Role of YAP/TAZ in resistance to anti-cancer therapy in melanoma cells

Abstract

Previous studies have demonstrated that the activation of Hippo pathway effectors, YAP and its paralog TAZ, contributes to multiple malignant processes. BRAF inhibitor (BRAFi) treatment decreases tumor burdens in BRAF V600 mutant melanoma patients. However, the emergence of drug resistance limits its therapeutic efficacy. Here I first demonstrate that actin cytoskeleton remodeling plays a pivotal role in BRAFi resistance development through YAP/TAZ activation in melanoma cells. Vemurafenib-resistant melanoma cells exhibits a substantial increase in actin stress fiber formation compared to parental cells, which promotes nuclear accumulation and activation of YAP/TAZ. YAP/TAZ depletion restores vemurafenib sensitivity in resistant cells, whereas overexpression of constitutively active YAP (YAP-5SA) raises resistance to vemurafenib. Moreover, inhibition of actin polymerization reduces YAP/TAZ activity and suppresses cell viability in resistant cells. From a kinome siRNA library screening, I identified TESK1, an actin dynamics regulator, as a candidate target for BRAFi resistance. TESK1 knockdown decreases both actin stress fiber formation and YAP/TAZ nuclear translocation, provoking growth arrest of resistant melanoma cells. These results suggest that inhibition of actin remodeling is a candidate strategy to suppress YAP/TAZ-driven resistance in BRAFi therapies.
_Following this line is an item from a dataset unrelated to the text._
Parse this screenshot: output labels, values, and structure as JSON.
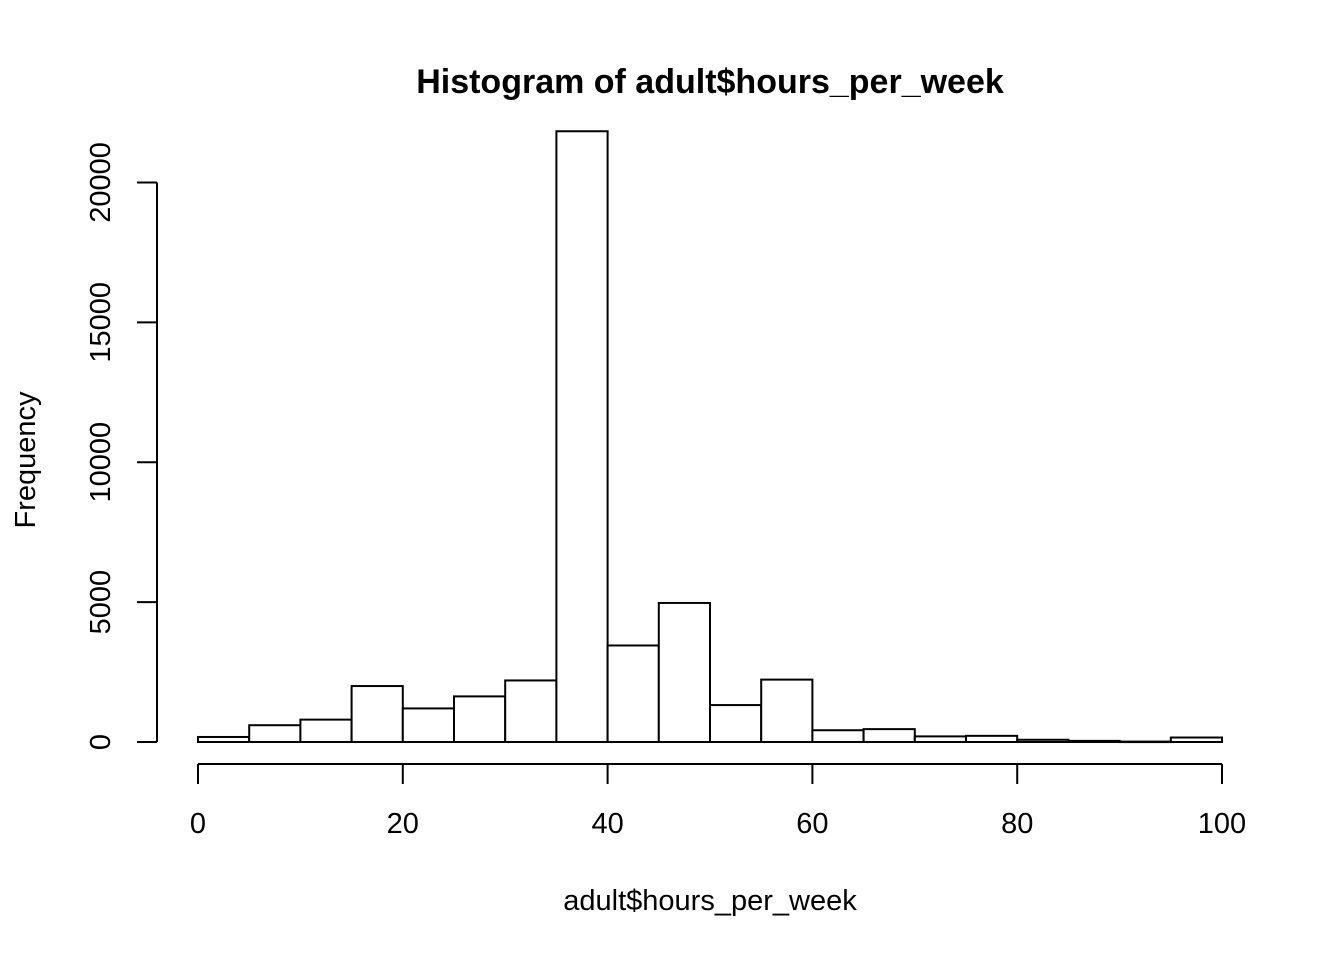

Secondly, I found that BRAFi-resistant melanoma cells induce PD-1/PD-L1-mediated suppression of CD8+ T cells by activation of YAP. PD-L1 expression is elevated in BRAFi-resistant melanoma cells compared to parental cells, and YAP/TAZ knockdown decreases PD-L1 expression.YAP-5SA mutant expression increases PD-L1 expression by binding to an upstream enhancer of PD-L1 gene. Notably, both BRAFi-resistant and YAP-5SA expressing melanoma cells show resistance to the cytotoxicity of Melan-A specific CD8+ T cells, inducing PD-1/PD-L1-mediated T cell suppression, and anti-PD1 blockade reverses the YAP-mediated T cell exhaustion. In addition, nuclear YAP staining in melanoma cells from clinical tumor tissues correlates with increased PD-L1 expression. Together, these findings suggest that YAP promotes PD-L1 upregulation and immune evasion in BRAFi resistance melanoma cells.